Block 1 filters comment_form_default_fields and unsets the url key before WordPress builds the form — the field never renders, so bots that rely on its presence skip the page entirely. Block 2 hooks get_comment_author_link and returns an esc_html()-wrapped author name instead of the linked anchor; every old spam comment you never cleaned up immediately stops being a backlink. Block 3 runs preprocess_comment on submission, escaping any angle brackets and URL markup the commenter typed. Blocks 4 and 5 attach to comments_open — the first shuts comments on stale posts where spam-to-legit ratio is worst, the second gates commenting on blog posts to logged-in users. Block 6 kills the XML-RPC pingback.ping method and the self-ping trackback — both are pure spam surfaces in 2026.

Download and source

  • Full file on my GitHub: github.com/wpgaurav (see the functionalities repo, which bundles this with 30-odd other toggles).
  • Pair with Akismet — these snippets stop the easy vectors, Akismet handles the smarter bots.
  • Bigger hammer, no code: install my Functionalities plugin and toggle these as modules.

FAQs

Will removing the website field hurt engagement?
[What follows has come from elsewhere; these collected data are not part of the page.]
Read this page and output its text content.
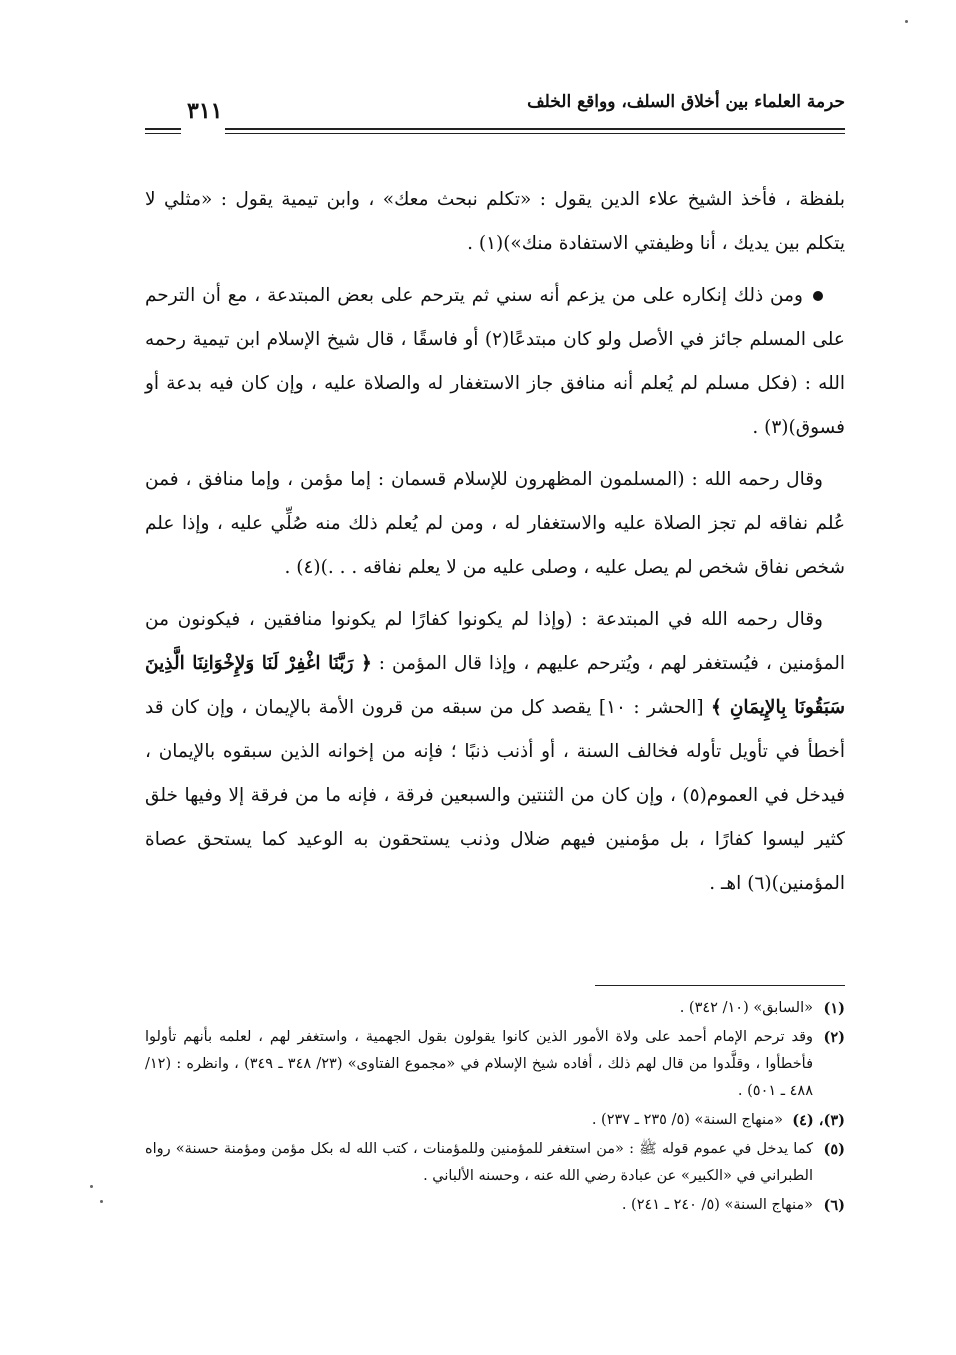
حرمة العلماء بين أخلاق السلف، وواقع الخلف
٣١١

بلفظة ، فأخذ الشيخ علاء الدين يقول : «تكلم نبحث معك» ، وابن تيمية يقول : «مثلي لا يتكلم بين يديك ، أنا وظيفتي الاستفادة منك»)(١) .

ومن ذلك إنكاره على من يزعم أنه سني ثم يترحم على بعض المبتدعة ، مع أن الترحم على المسلم جائز في الأصل ولو كان مبتدعًا(٢) أو فاسقًا ، قال شيخ الإسلام ابن تيمية رحمه الله : (فكل مسلم لم يُعلم أنه منافق جاز الاستغفار له والصلاة عليه ، وإن كان فيه بدعة أو فسوق)(٣) .

وقال رحمه الله : (المسلمون المظهرون للإسلام قسمان : إما مؤمن ، وإما منافق ، فمن عُلم نفاقه لم تجز الصلاة عليه والاستغفار له ، ومن لم يُعلم ذلك منه صُلِّي عليه ، وإذا علم شخص نفاق شخص لم يصل عليه ، وصلى عليه من لا يعلم نفاقه . . .)(٤) .

وقال رحمه الله في المبتدعة : (وإذا لم يكونوا كفارًا لم يكونوا منافقين ، فيكونون من المؤمنين ، فيُستغفر لهم ، ويُترحم عليهم ، وإذا قال المؤمن : ﴿ رَبَّنَا اغْفِرْ لَنَا وَلإِخْوَانِنَا الَّذِينَ سَبَقُونَا بِالإِيمَانِ ﴾ [الحشر : ١٠] يقصد كل من سبقه من قرون الأمة بالإيمان ، وإن كان قد أخطأ في تأويل تأوله فخالف السنة ، أو أذنب ذنبًا ؛ فإنه من إخوانه الذين سبقوه بالإيمان ، فيدخل في العموم(٥) ، وإن كان من الثنتين والسبعين فرقة ، فإنه ما من فرقة إلا وفيها خلق كثير ليسوا كفارًا ، بل مؤمنين فيهم ضلال وذنب يستحقون به الوعيد كما يستحق عصاة المؤمنين)(٦) اهـ .

(١)
«السابق» (١٠/ ٣٤٢) .
(٢)
وقد ترحم الإمام أحمد على ولاة الأمور الذين كانوا يقولون بقول الجهمية ، واستغفر لهم ، لعلمه بأنهم تأولوا فأخطأوا ، وقلَّدوا من قال لهم ذلك ، أفاده شيخ الإسلام في «مجموع الفتاوى» (٢٣/ ٣٤٨ ـ ٣٤٩) ، وانظره : (١٢/ ٤٨٨ ـ ٥٠١) .
(٣)، (٤)
«منهاج السنة» (٥/ ٢٣٥ ـ ٢٣٧) .
(٥)
كما يدخل في عموم قوله ﷺ : «من استغفر للمؤمنين وللمؤمنات ، كتب الله له بكل مؤمن ومؤمنة حسنة» رواه الطبراني في «الكبير» عن عبادة رضي الله عنه ، وحسنه الألباني .
(٦)
«منهاج السنة» (٥/ ٢٤٠ ـ ٢٤١) .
No. Commenters who want attribution still have the author-name field and can mention their site in the comment body (which block 3 will render as plain text, not a link — exactly what we want). The only people who miss the URL field are the ones who were farming it for backlinks.
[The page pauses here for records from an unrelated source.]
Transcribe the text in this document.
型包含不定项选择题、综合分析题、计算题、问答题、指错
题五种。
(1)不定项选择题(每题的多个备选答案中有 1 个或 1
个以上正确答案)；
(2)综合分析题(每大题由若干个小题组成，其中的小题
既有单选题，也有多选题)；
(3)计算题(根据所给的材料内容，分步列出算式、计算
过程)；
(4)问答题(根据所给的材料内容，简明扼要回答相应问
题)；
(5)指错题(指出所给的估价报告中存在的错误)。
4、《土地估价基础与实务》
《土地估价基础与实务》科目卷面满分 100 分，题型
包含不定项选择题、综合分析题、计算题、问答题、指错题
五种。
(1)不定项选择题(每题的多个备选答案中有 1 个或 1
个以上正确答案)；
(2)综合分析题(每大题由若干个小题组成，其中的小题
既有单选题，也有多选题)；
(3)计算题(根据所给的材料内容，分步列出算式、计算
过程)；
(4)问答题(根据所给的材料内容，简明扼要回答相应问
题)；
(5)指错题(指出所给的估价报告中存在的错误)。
Does this break existing comments?

Block 2 changes how author links are rendered, not what is stored. Nothing is deleted. Disable the filter and old clickable author links return exactly as they were.

Is this enough without Akismet?

No, and I would not run a public WordPress comment form in 2026 without Akismet or a comparable service. These snippets cut the low-effort drive-by spam. Akismet stops the smarter bots that learned to skip the URL field.

Will this hurt SEO?

The opposite. Comments haven’t been a Google ranking signal in years, and outbound author links from comments are a known thin-content and spam risk. Stripping them tightens your outbound link profile.

Does this work with Jetpack, Disqus, or FluentComments?

Blocks 1 and 2 only affect WordPress native comments — Disqus and third-party comment systems ignore them. Blocks 4, 5, and 6 still apply because they hook core behaviour. If you use Jetpack Comments, blocks 1 and 3 still work; block 2 may not take effect because Jetpack overrides author-link rendering.

Can I use this on WooCommerce product reviews?

Yes, but be selective — block 2 will strip links from legitimate reviewers too. Scope the filter with an is_product() check if you want product reviews to keep author links.